Article for the week of 10/24/07

The secrets of Charles M. Schulz
By, Cozmic

“Peanuts” creator Charles M. Schulz had more than a few secrets, something not easily believed when one views the life of the cartoonist, but we here at RPP have always been fond of how we excel at investigative reporting, and that man I met in the alley by the trash-container certainly would not lie. It is known that Schulz was rather shy and withdrawn when he was a child. People have attributed this to him being the youngest in his class, due to skipping grades, but the truth is Schulz did not want anyone to know about the secret and forbidden rituals he was trying to learn, in order to raise a giant pumpkin that would let him conquer the world, the moon, and also have the coolest Halloween-decoration on the street. And yes, this was before the whole role-playing games thing happened and every kid started tying to summon horrible beasts in their basement (those imps are a pain to try and chat with, by the way). However, he did not entirely hide this fact, as is evidenced by the non-appearance of the Great Pumpkin in the comic, mirroring his failure in real life. There is a lot of his disappointment in his work, for instance when he always failed to make his house fly and go back to WW I and fight the Red Baron, something ancient and evil rituals simply were unable to let him do.

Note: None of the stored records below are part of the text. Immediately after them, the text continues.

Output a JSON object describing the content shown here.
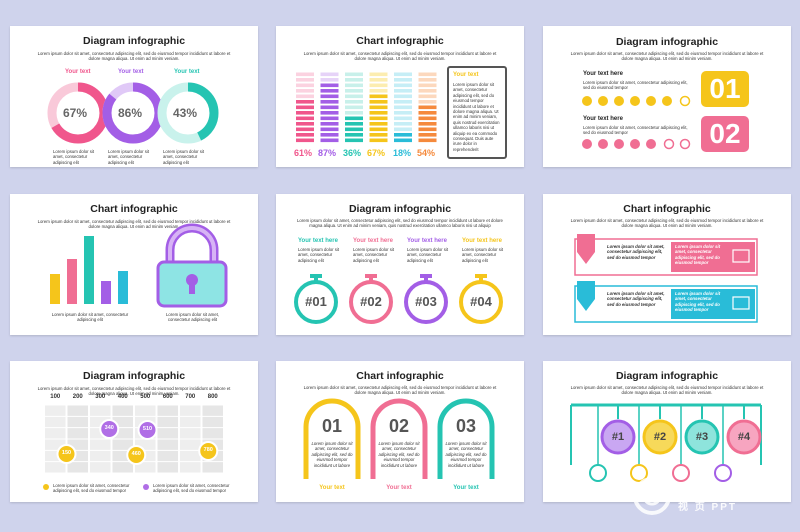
{
  "lorem_long": "Lorem ipsum dolor sit amet, consectetur adipiscing elit, sed do eiusmod tempor incididunt ut labore et dolore magna aliqua. Ut enim ad minim veniam.",
  "lorem_long2": "Lorem ipsum dolor sit amet, consectetur adipiscing elit, sed do eiusmod tempor incididunt ut labore et dolore magna aliqua. Ut enim ad minim veniam, quis nostrud exercitation ullamco laboris nisi ut aliquip",
  "lorem_short": "Lorem ipsum dolor sit amet, consectetur adipiscing elit",
  "lorem_short2": "Lorem ipsum dolor sit amet, consectetur adipiscing elit, sed do eiusmod tempor",
  "slide1": {
    "title": "Diagram infographic",
    "labels": [
      "Your text",
      "Your text",
      "Your text"
    ],
    "values": [
      "67%",
      "86%",
      "43%"
    ]
  },
  "slide2": {
    "title": "Chart infographic",
    "values": [
      "61%",
      "87%",
      "36%",
      "67%",
      "18%",
      "54%"
    ],
    "box_title": "Your text",
    "box_body": "Lorem ipsum dolor sit amet, consectetur adipiscing elit, sed do eiusmod tempor incididunt ut labore et dolore magna aliqua. Ut enim ad minim veniam, quis nostrud exercitation ullamco laboris nisi ut aliquip ex ea commodo consequat. Duis aute irure dolor in reprehenderit"
  },
  "slide3": {
    "title": "Diagram infographic",
    "rows": [
      {
        "label": "Your text here",
        "num": "01"
      },
      {
        "label": "Your text here",
        "num": "02"
      }
    ]
  },
  "slide4": {
    "title": "Chart infographic"
  },
  "slide5": {
    "title": "Diagram infographic",
    "labels": [
      "Your text here",
      "Your text here",
      "Your text here",
      "Your text here"
    ],
    "nums": [
      "#01",
      "#02",
      "#03",
      "#04"
    ]
  },
  "slide6": {
    "title": "Chart infographic",
    "rows": [
      {
        "left": "Lorem ipsum dolor sit amet, consectetur adipiscing elit, sed do eiusmod tempor",
        "right": "Lorem ipsum dolor sit amet, consectetur adipiscing elit, sed do eiusmod tempor"
      },
      {
        "left": "Lorem ipsum dolor sit amet, consectetur adipiscing elit, sed do eiusmod tempor",
        "right": "Lorem ipsum dolor sit amet, consectetur adipiscing elit, sed do eiusmod tempor"
      }
    ]
  },
  "slide7": {
    "title": "Diagram infographic",
    "axis": [
      "100",
      "200",
      "300",
      "400",
      "500",
      "600",
      "700",
      "800"
    ],
    "bubbles": [
      "150",
      "340",
      "460",
      "510",
      "780"
    ]
  },
  "slide8": {
    "title": "Chart infographic",
    "nums": [
      "01",
      "02",
      "03"
    ],
    "body": "Lorem ipsum dolor sit amet, consectetur adipiscing elit, sed do eiusmod tempor incididunt ut labore",
    "caption": "Your text"
  },
  "slide9": {
    "title": "Diagram infographic",
    "nums": [
      "#1",
      "#2",
      "#3",
      "#4"
    ]
  },
  "watermark": {
    "brand": "GFXAA.COM",
    "sub": "视 页 PPT"
  }
}
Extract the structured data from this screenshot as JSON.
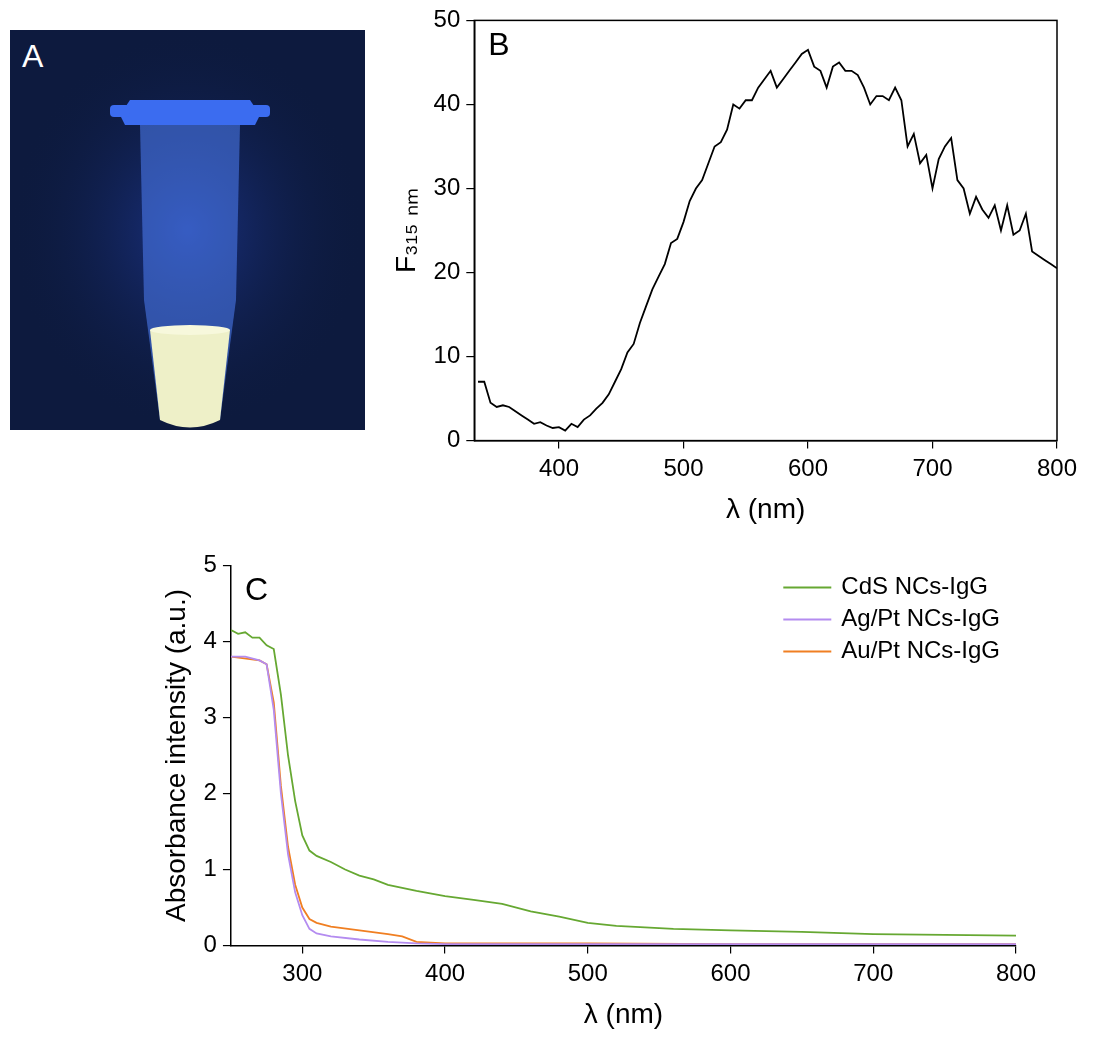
{
  "photo": {
    "panel": "A"
  },
  "chart_data": [
    {
      "panel": "B",
      "type": "line",
      "xlabel": "λ (nm)",
      "ylabel": "F₃₁₅ ₙₘ",
      "xlim": [
        332,
        800
      ],
      "xticks": [
        400,
        500,
        600,
        700,
        800
      ],
      "ylim": [
        0,
        50
      ],
      "yticks": [
        0,
        10,
        20,
        30,
        40,
        50
      ],
      "grid": false,
      "color": "#000000",
      "x": [
        335,
        340,
        345,
        350,
        355,
        360,
        365,
        370,
        375,
        380,
        385,
        390,
        395,
        400,
        405,
        410,
        415,
        420,
        425,
        430,
        435,
        440,
        445,
        450,
        455,
        460,
        465,
        470,
        475,
        480,
        485,
        490,
        495,
        500,
        505,
        510,
        515,
        520,
        525,
        530,
        535,
        540,
        545,
        550,
        555,
        560,
        565,
        570,
        575,
        580,
        585,
        590,
        595,
        600,
        605,
        610,
        615,
        620,
        625,
        630,
        635,
        640,
        645,
        650,
        655,
        660,
        665,
        670,
        675,
        680,
        685,
        690,
        695,
        700,
        705,
        710,
        715,
        720,
        725,
        730,
        735,
        740,
        745,
        750,
        755,
        760,
        765,
        770,
        775,
        780,
        785,
        790,
        795,
        800
      ],
      "values": [
        7,
        7,
        4.5,
        4,
        4.2,
        4,
        3.5,
        3,
        2.5,
        2,
        2.2,
        1.8,
        1.5,
        1.6,
        1.2,
        2,
        1.6,
        2.5,
        3,
        3.8,
        4.5,
        5.5,
        7,
        8.5,
        10.5,
        11.5,
        14,
        16,
        18,
        19.5,
        21,
        23.5,
        24,
        26,
        28.5,
        30,
        31,
        33,
        35,
        35.5,
        37,
        40,
        39.5,
        40.5,
        40.5,
        42,
        43,
        44,
        42,
        43,
        44,
        45,
        46,
        46.5,
        44.5,
        44,
        42,
        44.5,
        45,
        44,
        44,
        43.5,
        42,
        40,
        41,
        41,
        40.5,
        42,
        40.5,
        35,
        36.5,
        33,
        34,
        30,
        33.5,
        35,
        36,
        31,
        30,
        27,
        29,
        27.5,
        26.5,
        28,
        25,
        28,
        24.5,
        25,
        27,
        22.5,
        22,
        21.5,
        21,
        20.5
      ]
    },
    {
      "panel": "C",
      "type": "line",
      "xlabel": "λ (nm)",
      "ylabel": "Absorbance intensity (a.u.)",
      "xlim": [
        250,
        800
      ],
      "xticks": [
        300,
        400,
        500,
        600,
        700,
        800
      ],
      "ylim": [
        0,
        5
      ],
      "yticks": [
        0,
        1,
        2,
        3,
        4,
        5
      ],
      "grid": false,
      "legend": "upper right",
      "series": [
        {
          "name": "CdS NCs-IgG",
          "color": "#66a832",
          "x": [
            250,
            255,
            260,
            265,
            270,
            275,
            280,
            285,
            290,
            295,
            300,
            305,
            310,
            320,
            330,
            340,
            350,
            360,
            380,
            400,
            420,
            440,
            460,
            480,
            500,
            520,
            540,
            560,
            600,
            650,
            700,
            750,
            800
          ],
          "values": [
            4.15,
            4.1,
            4.12,
            4.05,
            4.05,
            3.95,
            3.9,
            3.3,
            2.5,
            1.9,
            1.45,
            1.25,
            1.18,
            1.1,
            1.0,
            0.92,
            0.87,
            0.8,
            0.72,
            0.65,
            0.6,
            0.55,
            0.45,
            0.38,
            0.3,
            0.26,
            0.24,
            0.22,
            0.2,
            0.18,
            0.15,
            0.14,
            0.13
          ]
        },
        {
          "name": "Ag/Pt NCs-IgG",
          "color": "#b48cf0",
          "x": [
            250,
            260,
            270,
            275,
            280,
            285,
            290,
            295,
            300,
            305,
            310,
            320,
            340,
            360,
            380,
            400,
            500,
            600,
            700,
            800
          ],
          "values": [
            3.8,
            3.8,
            3.75,
            3.7,
            3.1,
            2.0,
            1.2,
            0.7,
            0.4,
            0.22,
            0.16,
            0.12,
            0.08,
            0.05,
            0.03,
            0.02,
            0.02,
            0.02,
            0.02,
            0.02
          ]
        },
        {
          "name": "Au/Pt NCs-IgG",
          "color": "#f07f22",
          "x": [
            250,
            270,
            275,
            280,
            285,
            290,
            295,
            300,
            305,
            310,
            320,
            340,
            360,
            370,
            380,
            400,
            500,
            600,
            800
          ],
          "values": [
            3.8,
            3.75,
            3.7,
            3.2,
            2.1,
            1.3,
            0.8,
            0.5,
            0.35,
            0.3,
            0.25,
            0.2,
            0.15,
            0.12,
            0.05,
            0.03,
            0.03,
            0.02,
            0.02
          ]
        }
      ]
    }
  ]
}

They did, however, let him get really good at drawing all sorts of weird lines, which would allow him to work as an art instructor after a quick go at fighting Germans and hiding Nazi gold everywhere.
Another little known fact is that Schulz's first comic, “Li'l Folks” was actually based on people he knew and kept locked up in his basement until they provided him with material. Since he only did a strip a week, this was, he considered, an efficient way of working. Of the “Li'l hostages” themselves, only the dog that looked a lot like Snoopy refrained from loudly objecting until Schulz picked up the hose. However, after two years, the water bills were getting too expensive and Schulz abandoned the idea, killing it off by requesting a pay-raise and to be moved to the actual comic-section of the paper he was published in, opting instead to start a brand new strip. That a lot of the characters were mixes of Schulz's own terrible past and those of his old characters was merely to be expected.
For instance, Linus is largely an example of the author's spiritual side, albeit not the one that tried to summon giant pumpkins to rule the world, while Charlie Brown represents the melancholy he used to hide himself behind, the unseen “little red-haired girl” was inspired by the woman he never won, and of course the inability of the baseball team to ever win a game was inspired by the fact that Schulz's first wife simply could not ever get past first base quick enough. This can all be taken to prove that while many artists use their real life as inspiration for what they do, Charles M Schulz might have perhaps gone a bit overboard, and then tried to swim as far away from the ship as possible while he was at it.